Reasons to Avoid Using BFD – Network Design Considerations

ciscodesignethernetjunipermpls

In looking to implement Bidirectional Forwarding Detection (BFD) it seems to be very flexible in terms of timer tuning, light weight regarding any overhead and it's flexibility in terms of overall application appears very impressive.

So if for example it can be applied to detect link failure over Ethernet, MPLS over multiple hops, at the network edge, for IGP convergence, for tunnels etc etc – why would it not be used in certain scenarios perhaps and are there other emerging alternatives to be aware of?

Best Answer

I am only directly aware of one issue with BFD, which is CPU demand. I am currently investigating an issues with a Cisco 7301 which when pushing more traffic during our peak hours, compared to the rest of the day, BFD is sometimes timing out and routing trips over to the next link.

It seems that under high traffic volumes the router CPU usage is rising (which isn't unusual) but at about 40-50% CPU BFD packets aren't receiving enough resources.
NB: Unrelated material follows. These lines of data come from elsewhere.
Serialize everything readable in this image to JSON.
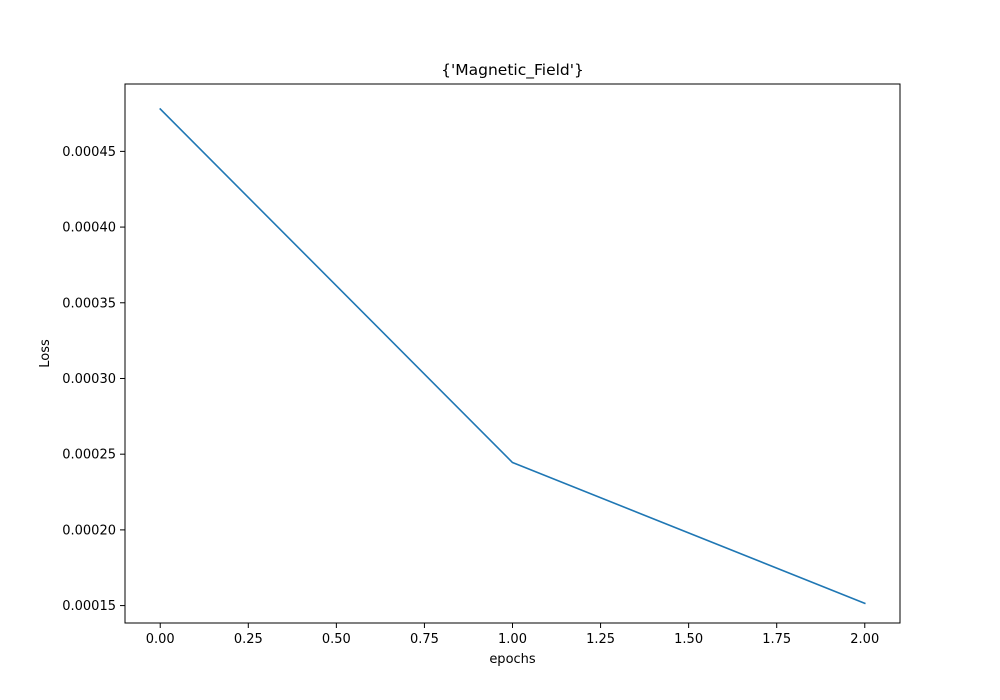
{
  "chart_data": {
    "type": "line",
    "title": "{'Magnetic_Field'}",
    "xlabel": "epochs",
    "ylabel": "Loss",
    "xlim": [
      -0.1,
      2.1
    ],
    "ylim": [
      0.0001385,
      0.0004945
    ],
    "x_ticks": [
      0.0,
      0.25,
      0.5,
      0.75,
      1.0,
      1.25,
      1.5,
      1.75,
      2.0
    ],
    "x_tick_labels": [
      "0.00",
      "0.25",
      "0.50",
      "0.75",
      "1.00",
      "1.25",
      "1.50",
      "1.75",
      "2.00"
    ],
    "y_ticks": [
      0.00015,
      0.0002,
      0.00025,
      0.0003,
      0.00035,
      0.0004,
      0.00045
    ],
    "y_tick_labels": [
      "0.00015",
      "0.00020",
      "0.00025",
      "0.00030",
      "0.00035",
      "0.00040",
      "0.00045"
    ],
    "grid": false,
    "series": [
      {
        "color": "#1f77b4",
        "x": [
          0,
          1,
          2
        ],
        "y": [
          0.000478,
          0.0002445,
          0.0001515
        ]
      }
    ]
  }
}
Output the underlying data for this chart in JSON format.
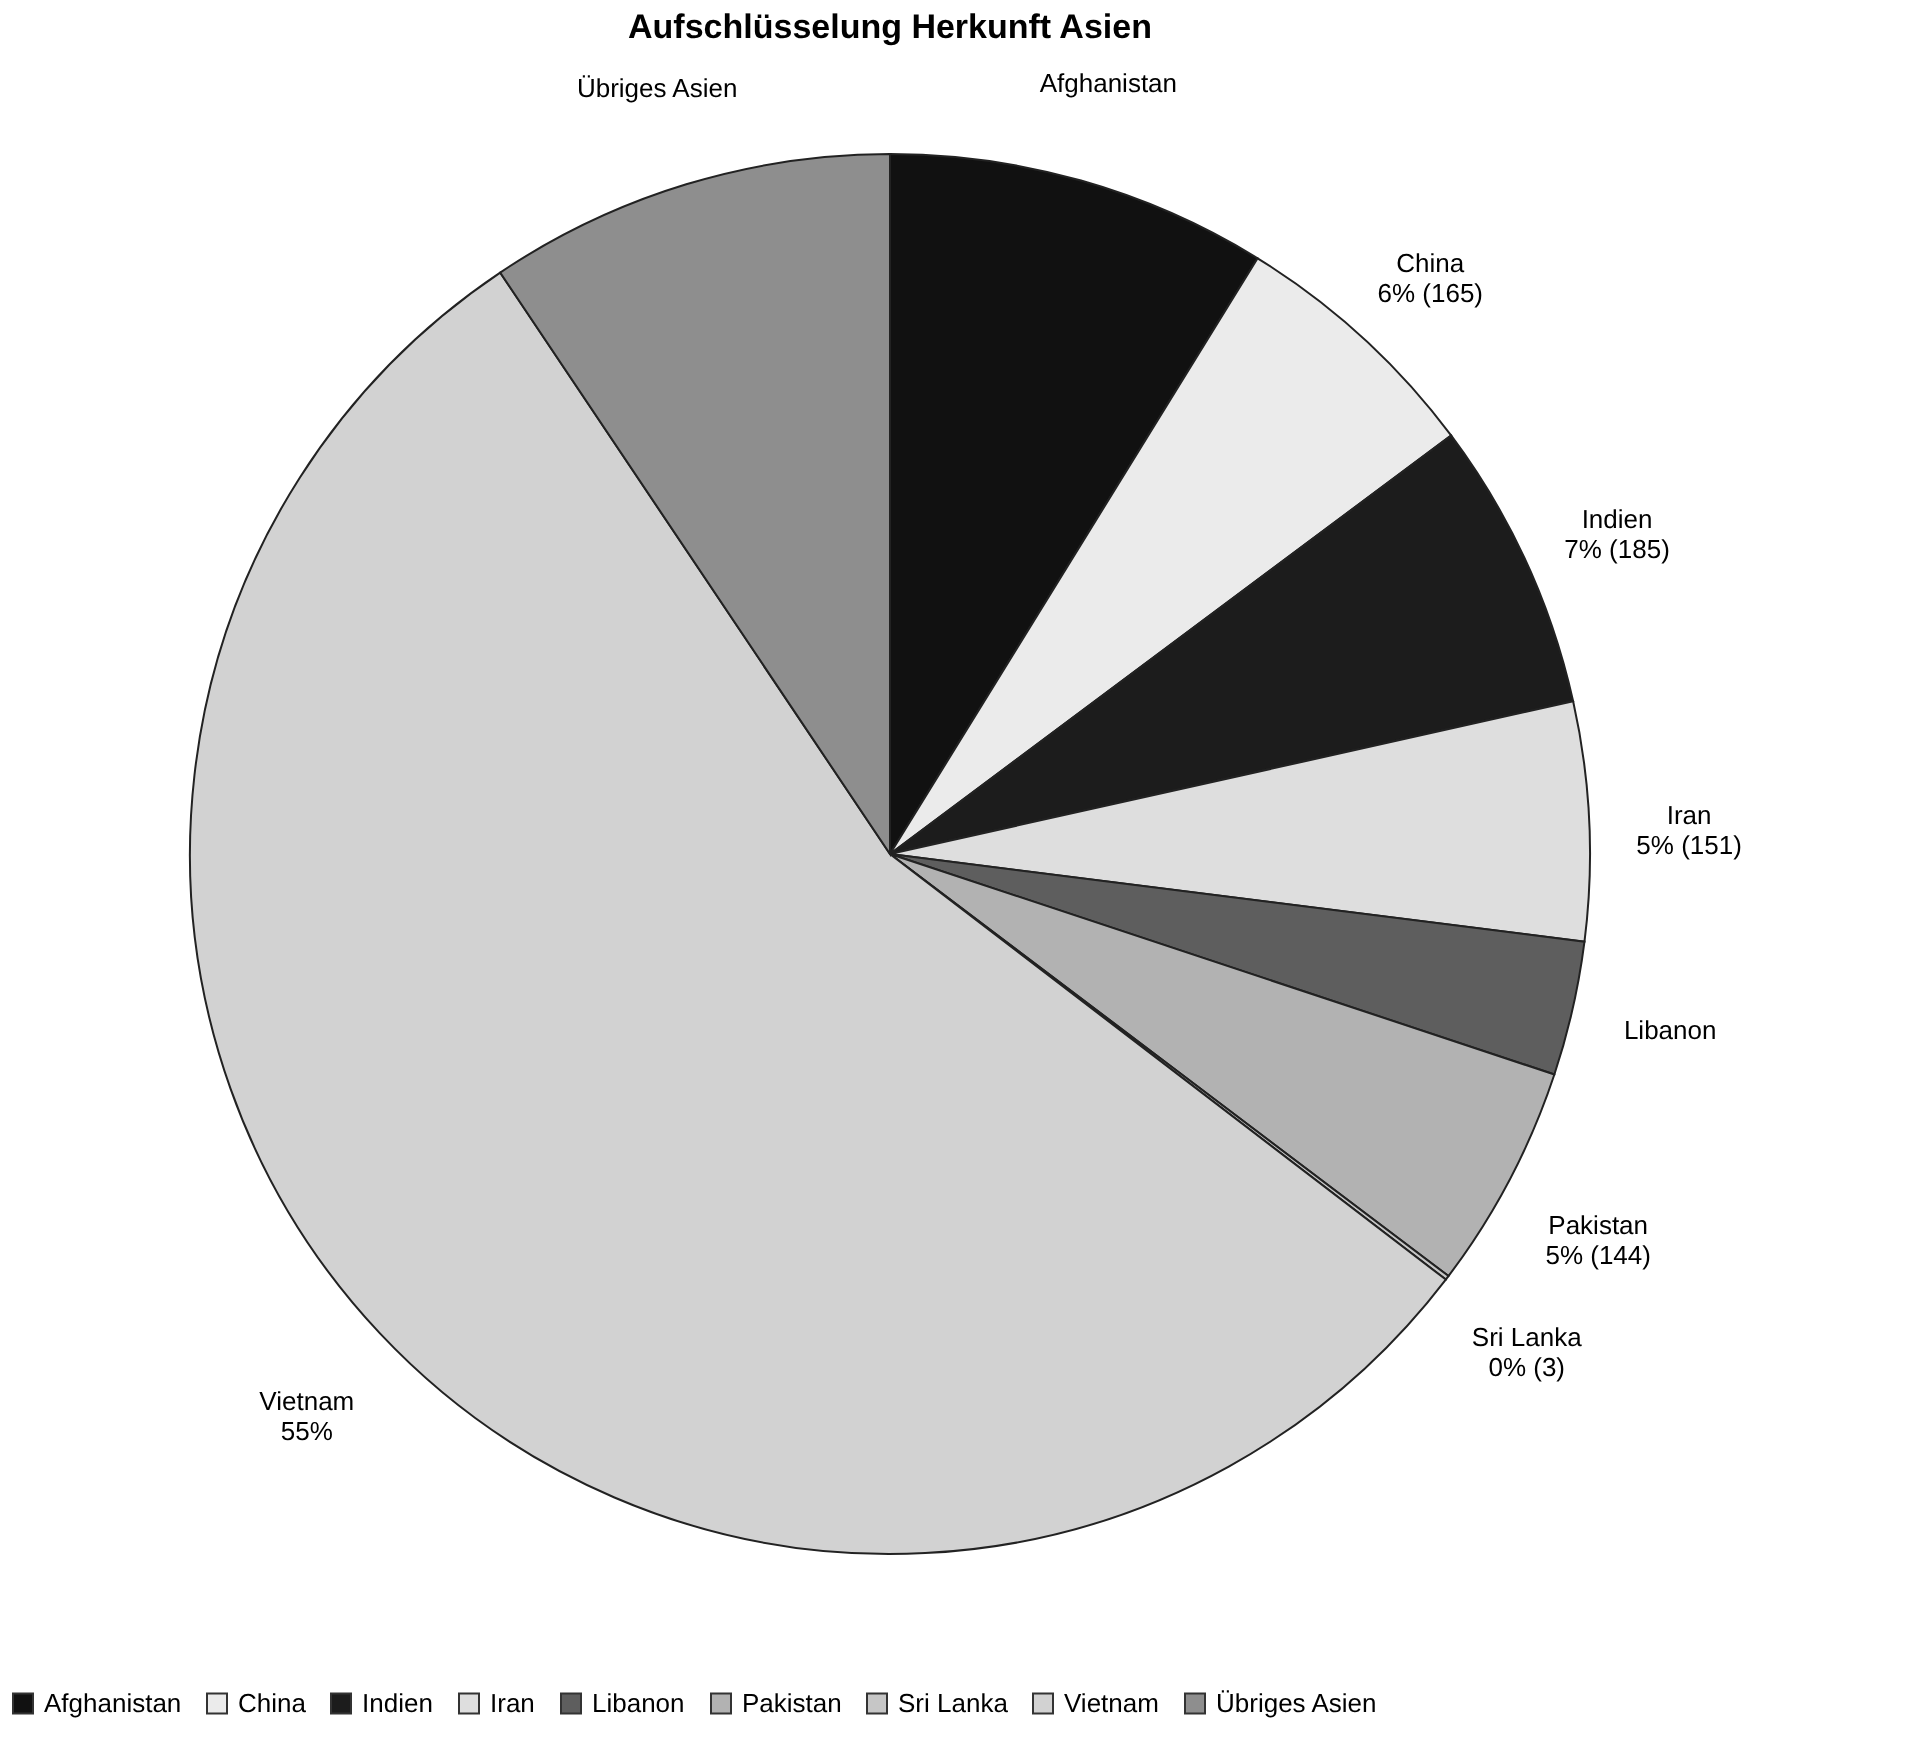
{
  "chart_data": {
    "type": "pie",
    "title": "Aufschlüsselung Herkunft Asien",
    "categories": [
      "Afghanistan",
      "China",
      "Indien",
      "Iran",
      "Libanon",
      "Pakistan",
      "Sri Lanka",
      "Vietnam",
      "Übriges Asien"
    ],
    "values": [
      8.8,
      6.0,
      6.7,
      5.5,
      3.1,
      5.2,
      0.1,
      55.2,
      9.4
    ],
    "value_labels": [
      null,
      "6% (165)",
      "7% (185)",
      "5% (151)",
      null,
      "5% (144)",
      "0% (3)",
      "55%",
      null
    ],
    "colors": [
      "#111111",
      "#ebebeb",
      "#1c1c1c",
      "#dedede",
      "#5e5e5e",
      "#b2b2b2",
      "#c6c6c6",
      "#d2d2d2",
      "#8e8e8e"
    ],
    "legend": "bottom"
  }
}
However I have found the following information which suggests additional issues with BFD (From this NANOG presentation, there is more in the presentation, it's a good one, give it a read!)

What are the caveats?

  • Two main ones:
    1. BFD can have high resource demands depending on your scale.
    2. BFD is not visible to Layer 2 bundling protocols. (Ethernet LAGs or POS bundles)

BFD Resource Demands

  • The number of BFD sessions on each linecard or router can impact how well BFD scales for you. -Each unique platform has its own limits.
  • Bundled interfaces supporting min tx/rx of 250ms or 2 seconds have been seen.
  • In some cases, BFD instances on a router may need to be operated on the route-processor depending on the implementation (non-adjacency based BFD sessions).
  • Test your platform first before deploying BFD. Attempt to put load on the RP or LC CPU with your configured settings. This can be done by:
  • Executing CPU-heavy commands
  • Flooding packets to TTL expire on the destination

BFD Resource Demands (cont’d)

  • What values are safe to try?
  • Based upon speaking to several operators, 300ms with a multiplier of 3 (900ms detection) appears to be a safe value that works on most equipment fairly well.
  • This is a significant improvement over some of the alternatives.

BFD and L2 link-bundling

  • BFD is unaware of underlying L2 link bundle members.
  • A 4x10GigE L2 bundle (802.3ad) would appear as a single L3 adjacency. BFD packets would be transmitted on a single member link, rather than out all 4 links.
  • A failure of the link with BFD on it would result in the entire L3 adjacency failing.
  • However, in some scenarios the failed member link may result in only a single BFD packet being dropped. Subsequent packets may route over working member links.